Willie decided he needed to learn how to defend himself. He started training in his backyard with a sandbag and a secret weapon; the wisdom of martial arts champion, Bruce Lee.

He had brought one of Lee’s books with him to New Zealand and it soon came in handy in his quest to become “tough”.

He started training daily in Muay Thai at a Mt Albert gym.

“I was training really hard and after a few days of training, I would go back and I would challenge other boys in the school to test my skills.” 

By 19, Willie knew a range of martial arts styles, including Kung Fu and Karate. He started working in the stunt industry, specialising in high wire acrobatics.

'Hard industry'

Willie worked a lot with Mark Harris, a 30-year veteran of the industry with his own stunt company. It was Mark who gave him one of his first big breaks – on the children’s TV series, Power Rangers. 
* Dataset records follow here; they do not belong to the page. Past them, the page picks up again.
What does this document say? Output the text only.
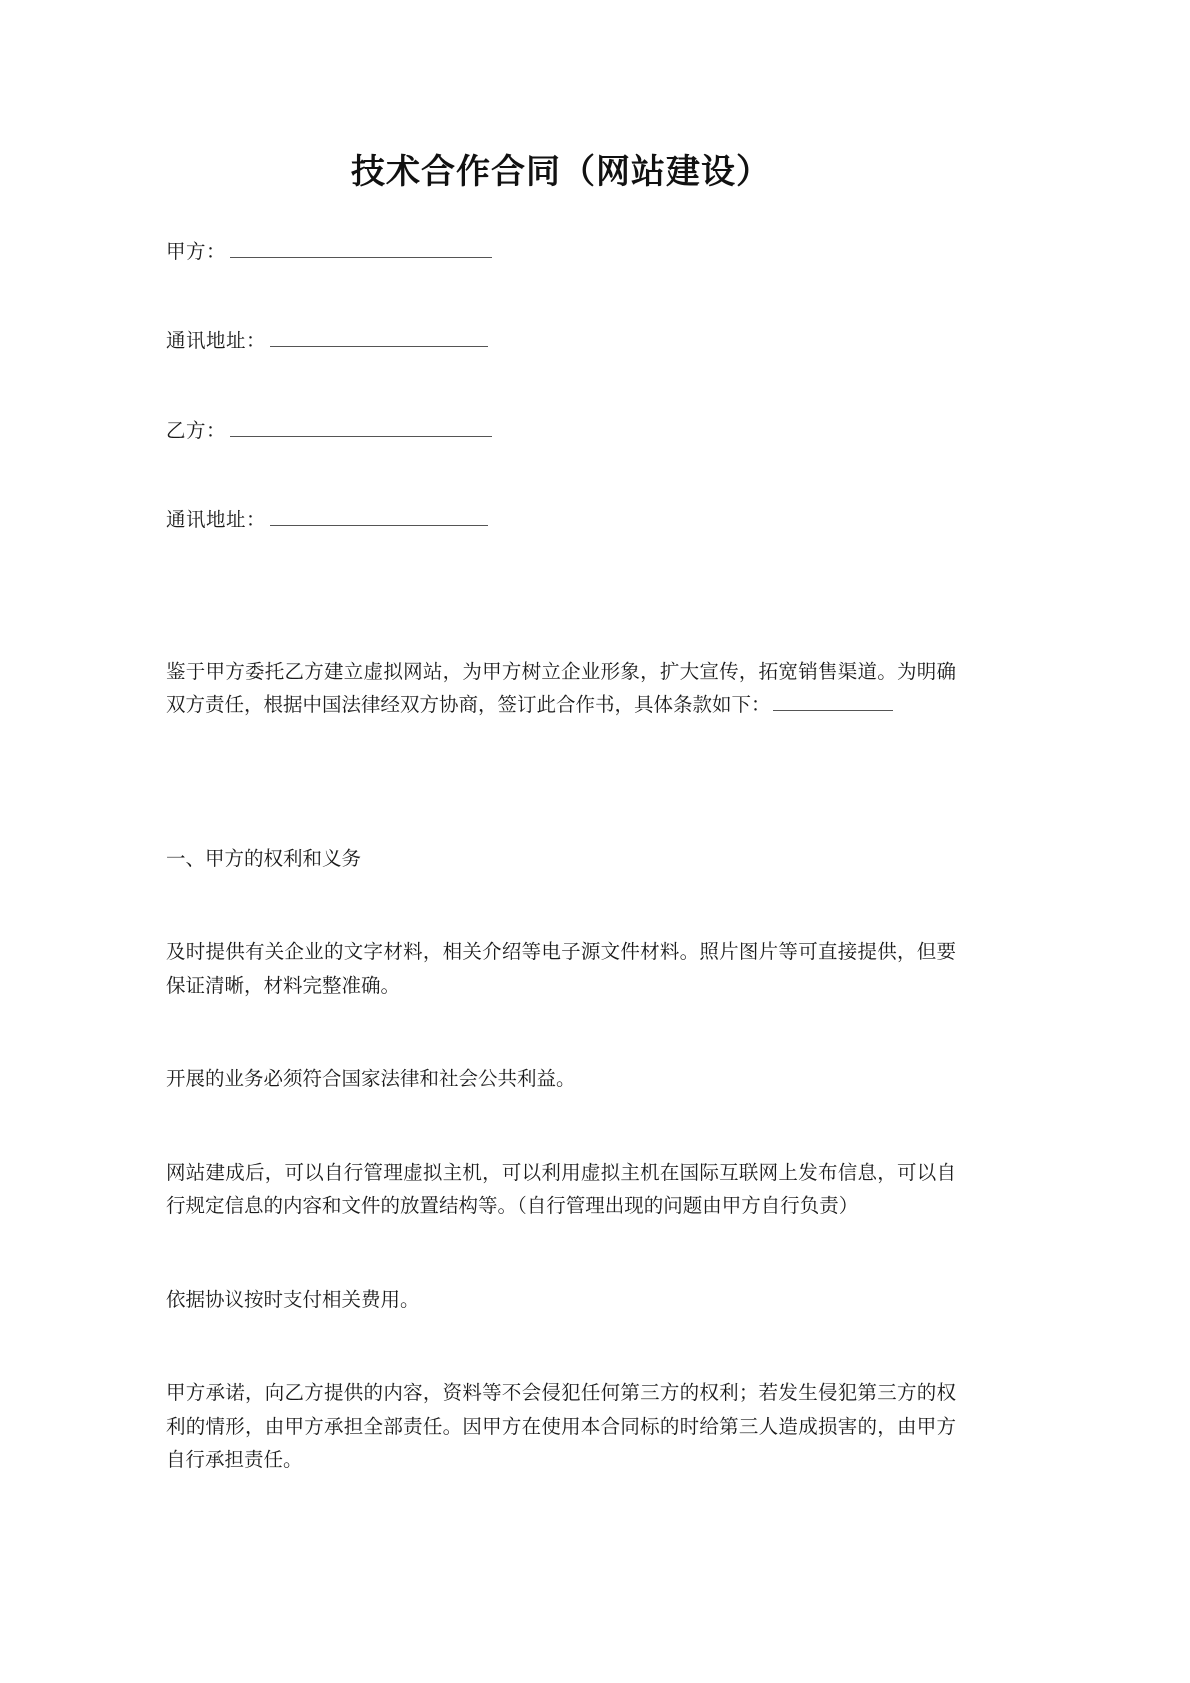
技术合作合同（网站建设）
甲方：
通讯地址：
乙方：
通讯地址：

鉴于甲方委托乙方建立虚拟网站，为甲方树立企业形象，扩大宣传，拓宽销售渠道。为明确双方责任，根据中国法律经双方协商，签订此合作书，具体条款如下：

一、甲方的权利和义务

及时提供有关企业的文字材料，相关介绍等电子源文件材料。照片图片等可直接提供，但要保证清晰，材料完整准确。

开展的业务必须符合国家法律和社会公共利益。

网站建成后，可以自行管理虚拟主机，可以利用虚拟主机在国际互联网上发布信息，可以自行规定信息的内容和文件的放置结构等。（自行管理出现的问题由甲方自行负责）

依据协议按时支付相关费用。

甲方承诺，向乙方提供的内容，资料等不会侵犯任何第三方的权利；若发生侵犯第三方的权利的情形，由甲方承担全部责任。因甲方在使用本合同标的时给第三人造成损害的，由甲方自行承担责任。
Mark says stunt work take a lot of determination.

“It’s a hard industry because there are big gaps between work, there’s other people that obviously want to do the job, and you’ve got to be good and committed to keep doing it.”

The job includes fight work and lots of potentially painful technical falls. 

“You might be doing that 20 times onto concrete and you’ve got to get up and just do it again and again. And the skill comes in doing it without hurting yourself and then getting it right the first time on camera.”  

Mark Harris on the set of Pork Pie.

Mark Harris on the set of Pork Pie. Photo: Supplied.

Willie left New Zealand for Beijing in 2012 after being offered work as a stunt co-ordinator. His painful epiphany came soon afterwards.

“When I did falls and all that on the concrete, I was looking at the director ‘yes or no’? The director could come up and say ‘can we do again?’”

It was then he decided it might be easier to sit in the director’s chair and he made that his goal.

The Final Blade

And now, four feature films into his new career, Willie is getting some serious attention. His action-comedy film, The Final Blade, has netted him 10 international awards so far.

The award that means the most is his “Remi Special Jury Award” from the 51st WorldFest-Houston International Film Festival. A previous winner had been his director idol, Ang Lee.

Awards aside, what Willie really loves is seeing audiences enjoying The Final Blade, a quest story in which a noodle shop owner and his apprentice must protect something called ‘the chicken cup’ from the bad guys.

He says the cup is the “key” to opening a cave, which contains a lot of treasure.

Willie comes home to New Zealand as often as he can and he misses our fish and chips when he’s away. Beijing offers him more opportunities right now, but he hopes to return here next year to make a movie.

And perhaps he’s come full circle – he now looks back at his time at Kelston Boys' High with some affection.

“If I didn’t go to Kelston Boys, I wouldn’t start doing martial arts, obviously. And if I [didn’t] start doing martial arts, it wouldn’t have given me a strong mind...

“Because in filmmaking we need a lot of [persistence] in what we do…so, I think Kelston Boys gave me that.”

But does he miss the life of a daring stunt professional? A little, sure. Willie says some of his mates have gone on to do some pretty impressive things.

“They [have] gone so far, as well. So, if I was one of them, I could do big Hollywood movies…but obviously at some point, you have to make a decision about what you really want to do.”  

Willie Ying will return to New Zealand for the premier in Auckland of The Final Blade on 9 August.